The function returns a pandas Series.
The Python worker converts the result Series to an Arrow buffer and writes it to the pipe.
The executor JVM reads the result Arrow buffer and converts it back to Spark rows.

Steps 2 and 7 (Arrow conversion) involve some CPU work for type mapping and null handling, but no data copy for numeric types. Steps 3 and 6 (pipe transfer) involve writing and reading bytes. Steps 4 and 5 (Python execution) involve the UDF logic.

When to use pandas UDFs vs. built-in functions

Always try built-in functions first. Built-in Spark functions run entirely in the JVM with codegen; they have no process-crossing cost and can be fused into tight loops with surrounding operators. Pandas UDFs, despite being much faster than row-at-a-time UDFs, still cross a process boundary once per batch and create a codegen break.

Use pandas UDFs when:

Your logic genuinely requires Python libraries (scikit-learn, scipy, custom C extensions) that have no Spark equivalent.
You need the exact behavior of a specific Python function and can’t express it in Spark SQL or the Column API.
You are doing inference with a Python ML model (scalar iterator pandas UDF is ideal here—load the model once per task, apply it to all batches).

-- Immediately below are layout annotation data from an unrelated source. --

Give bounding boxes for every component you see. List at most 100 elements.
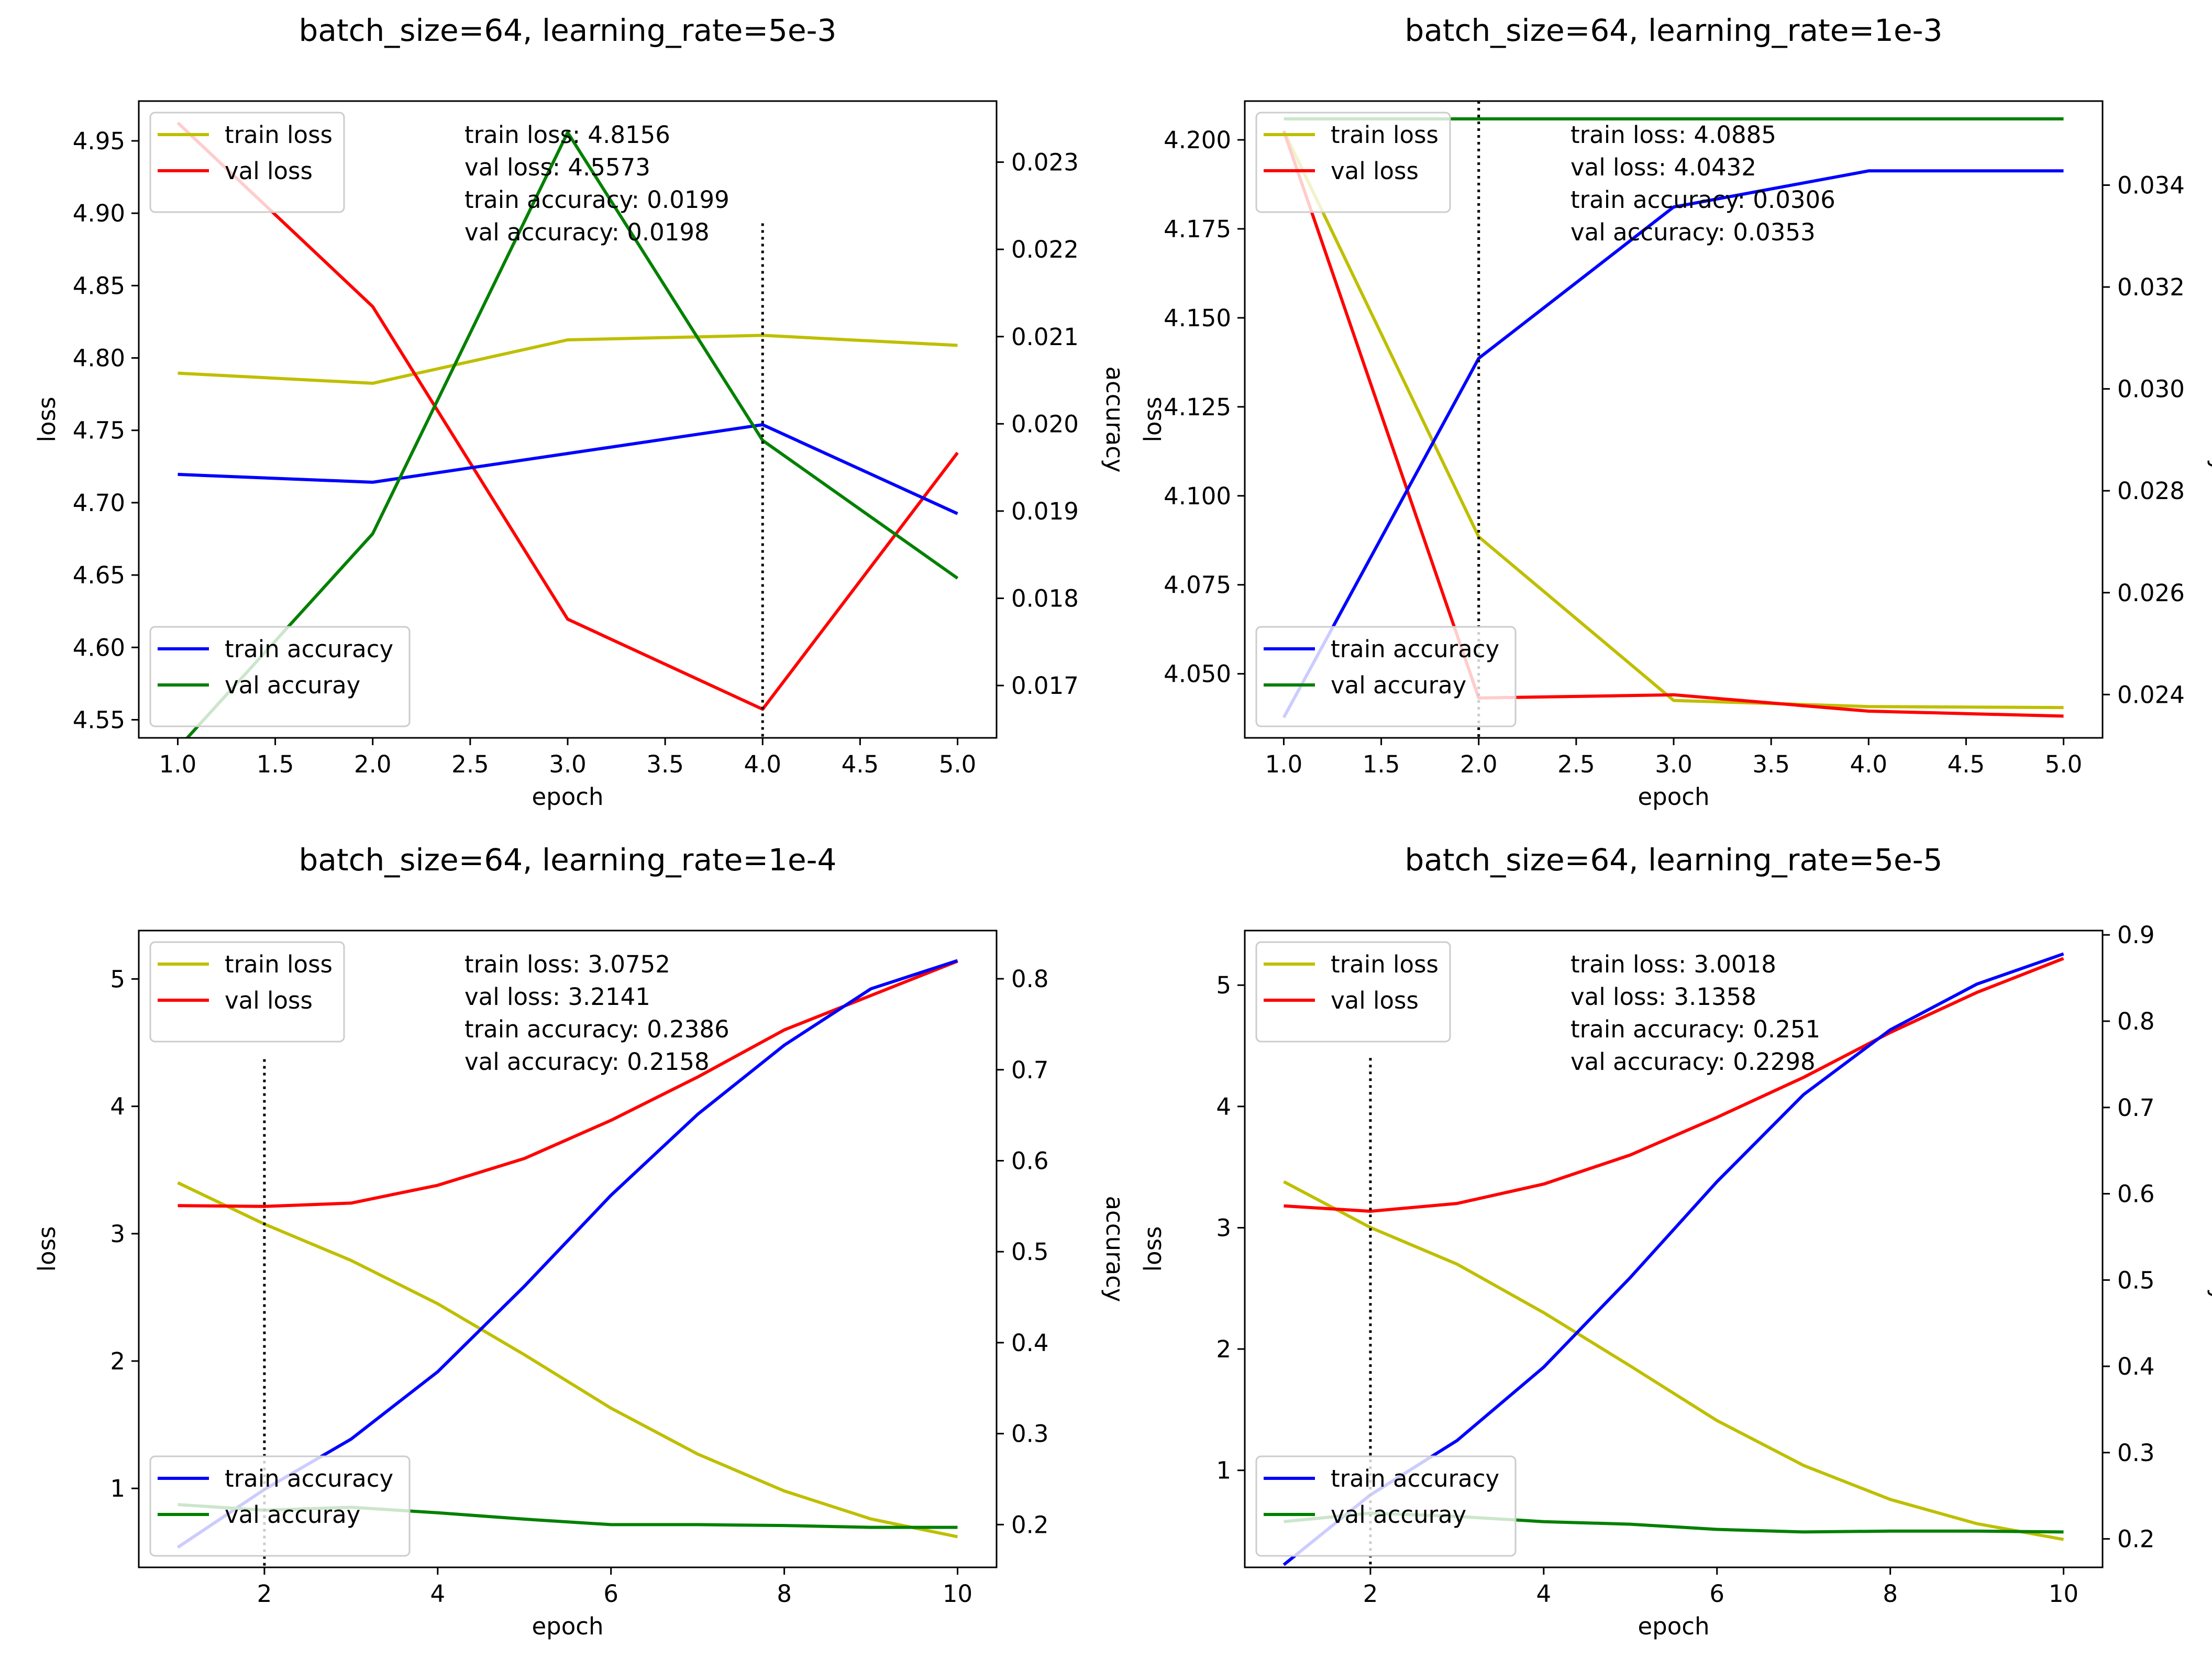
plot-frame <box>1244 930 2104 1568</box>
x-tick-label: 2 <box>1363 1580 1378 1608</box>
x-tick-label: 2.0 <box>354 750 392 778</box>
y2-tick-label: 0.5 <box>2117 1266 2155 1294</box>
legend-label-val-accuray: val accuray <box>225 671 360 699</box>
legend-accuracy: train accuracy val accuray <box>1255 626 1517 727</box>
legend-label-val-loss: val loss <box>225 987 313 1014</box>
x-tick-label: 4.5 <box>1948 750 1985 778</box>
y2-tick-label: 0.8 <box>1011 965 1049 993</box>
y-tick-label: 4.80 <box>73 345 125 372</box>
y2-tick-label: 0.9 <box>2117 921 2155 949</box>
legend-label-train-loss: train loss <box>225 121 333 149</box>
legend-label-val-loss: val loss <box>1331 157 1419 185</box>
annotation-text: train accuracy: 0.0199 <box>464 186 729 214</box>
plot-area <box>1282 101 2064 738</box>
x-tick-label: 3.0 <box>549 750 587 778</box>
x-axis-label: epoch <box>532 1612 603 1640</box>
y2-tick-label: 0.017 <box>1011 672 1079 700</box>
y2-tick-label: 0.023 <box>1011 149 1079 176</box>
legend-label-val-accuray: val accuray <box>1331 1501 1466 1529</box>
y2-tick-label: 0.019 <box>1011 497 1079 525</box>
y2-tick-label: 0.021 <box>1011 323 1079 351</box>
annotation-text: train loss: 3.0018 <box>1570 950 1776 978</box>
x-tick-label: 4 <box>430 1580 445 1608</box>
series-train-loss-line <box>178 334 958 385</box>
y2-tick-label: 0.018 <box>1011 584 1079 612</box>
annotation-text: train accuracy: 0.2386 <box>464 1015 729 1043</box>
legend-label-val-accuray: val accuray <box>225 1501 360 1529</box>
legend-label-train-loss: train loss <box>225 950 333 978</box>
y2-tick-label: 0.8 <box>2117 1008 2155 1035</box>
y-tick-label: 2 <box>110 1347 125 1375</box>
y2-tick-label: 0.2 <box>2117 1525 2155 1553</box>
legend-loss: train loss val loss <box>1255 941 1451 1043</box>
plot-frame <box>138 100 998 739</box>
annotation-text: val loss: 3.1358 <box>1570 983 1756 1011</box>
legend-box <box>149 1455 411 1557</box>
y2-tick-label: 0.030 <box>2117 375 2185 403</box>
chart-panel-2: batch_size=64, learning_rate=1e-3 1.0 1.5 2… <box>1139 13 2212 811</box>
legend-box <box>149 112 345 213</box>
annotation-text: train accuracy: 0.0306 <box>1570 186 1835 214</box>
plot-frame <box>138 930 998 1568</box>
legend-label-val-loss: val loss <box>225 157 313 185</box>
chart-panel-1: batch_size=64, learning_rate=5e-3 1.0 1.5 2… <box>33 13 1129 811</box>
legend-box <box>1255 112 1451 213</box>
x-tick-label: 1.5 <box>257 750 294 778</box>
y-tick-label: 4.70 <box>73 489 125 517</box>
x-axis-label: epoch <box>1638 783 1709 811</box>
x-tick-label: 6 <box>1709 1580 1724 1608</box>
annotation-text: val loss: 4.0432 <box>1570 153 1756 181</box>
y2-tick-label: 0.032 <box>2117 273 2185 301</box>
y2-tick-label: 0.024 <box>2117 681 2185 709</box>
y2-axis-label: accuracy <box>1101 366 1129 472</box>
y2-tick-label: 0.7 <box>1011 1056 1049 1084</box>
y2-tick-label: 0.4 <box>1011 1329 1049 1357</box>
y2-tick-label: 0.6 <box>2117 1180 2155 1208</box>
chart-title: batch_size=64, learning_rate=1e-4 <box>299 842 837 878</box>
chart-title: batch_size=64, learning_rate=1e-3 <box>1405 13 1943 48</box>
chart-panel-3: batch_size=64, learning_rate=1e-4 2 4 6 8 10 e… <box>33 842 1129 1640</box>
legend-label-train-accuracy: train accuracy <box>225 635 393 663</box>
x-tick-label: 6 <box>603 1580 618 1608</box>
y-tick-label: 4.75 <box>73 417 125 445</box>
y-tick-label: 4 <box>1216 1093 1231 1121</box>
legend-label-val-loss: val loss <box>1331 987 1419 1014</box>
y-tick-label: 2 <box>1216 1335 1231 1363</box>
y2-tick-label: 0.022 <box>1011 236 1079 263</box>
y-tick-label: 4.65 <box>73 561 125 589</box>
x-axis-label: epoch <box>1638 1612 1709 1640</box>
x-tick-label: 4.0 <box>1850 750 1887 778</box>
legend-loss: train loss val loss <box>149 112 345 213</box>
annotation-text: train loss: 4.8156 <box>464 121 670 149</box>
y2-tick-label: 0.6 <box>1011 1147 1049 1175</box>
legend-accuracy: train accuracy val accuray <box>149 1455 411 1557</box>
y-tick-label: 4.075 <box>1164 571 1231 599</box>
x-tick-label: 2.5 <box>451 750 489 778</box>
annotation-text: val accuracy: 0.2158 <box>464 1048 710 1076</box>
legend-loss: train loss val loss <box>149 941 345 1043</box>
y2-tick-label: 0.034 <box>2117 172 2185 200</box>
legend-label-train-accuracy: train accuracy <box>1331 1465 1499 1492</box>
y-tick-label: 4.90 <box>73 200 125 227</box>
y2-tick-label: 0.2 <box>1011 1511 1049 1539</box>
x-tick-label: 4.5 <box>842 750 879 778</box>
series-train-loss-line <box>1282 130 2064 710</box>
plot-frame <box>1244 100 2104 739</box>
chart-title: batch_size=64, learning_rate=5e-3 <box>299 13 837 48</box>
annotation-text: val loss: 3.2141 <box>464 983 650 1011</box>
x-tick-label: 3.0 <box>1655 750 1693 778</box>
legend-accuracy: train accuracy val accuray <box>1255 1455 1517 1557</box>
legend-box <box>149 941 345 1043</box>
x-tick-label: 8 <box>777 1580 792 1608</box>
legend-box <box>1255 626 1517 727</box>
legend-box <box>1255 941 1451 1043</box>
y-tick-label: 4.050 <box>1164 660 1231 688</box>
annotation-text: val accuracy: 0.0353 <box>1570 218 1816 246</box>
x-tick-label: 3.5 <box>1752 750 1790 778</box>
legend-label-train-accuracy: train accuracy <box>225 1465 393 1492</box>
y-tick-label: 1 <box>110 1475 125 1502</box>
legend-label-train-loss: train loss <box>1331 121 1439 149</box>
y-tick-label: 4.95 <box>73 127 125 155</box>
y-tick-label: 4.150 <box>1164 304 1231 332</box>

Prefer scalar iterator for expensive initialization: if your UDF loads a 500 MB model from disk, a scalar iterator UDF loads it once per task instead of once per batch. For tasks that process many batches, this can be a large speedup.

The Arrow enablement knob

Pandas UDFs always use Arrow—there is no row-at-a-time fallback. Arrow must be available (PyArrow installed in the Python environment). If PyArrow is not installed, pandas UDFs fail at registration time.

Arrow optimization for toPandas() and createDataFrame() is a separate setting (spark.sql.execution.arrow.pyspark.enabled, default true in modern Spark). Enabling it for toPandas() can make data collection 5–50× faster for large DataFrames.

Bringing it together

Pandas UDFs replace row-at-a-time Python UDF execution with batch execution using Apache Arrow. Instead of crossing the JVM-Python process boundary once per row, data crosses once per batch—typically 10,000 rows at a time—as a compact Arrow columnar buffer. The Python function receives a pandas Series (zero-copy from Arrow) and returns one, operated on by NumPy-backed pandas routines rather than Python-level loops. Three pandas UDF types cover the main use cases: scalar (column-to-column transform), scalar iterator (amortize expensive init over all batches in a task), and grouped aggregate (custom aggregation per group). The result is Python UDF performance that is often 10–100× faster than row-at-a-time UDFs—fast enough for production ML inference and complex custom logic—while still being slower than native Spark built-in functions, which remain the first choice when the logic can be expressed in SQL.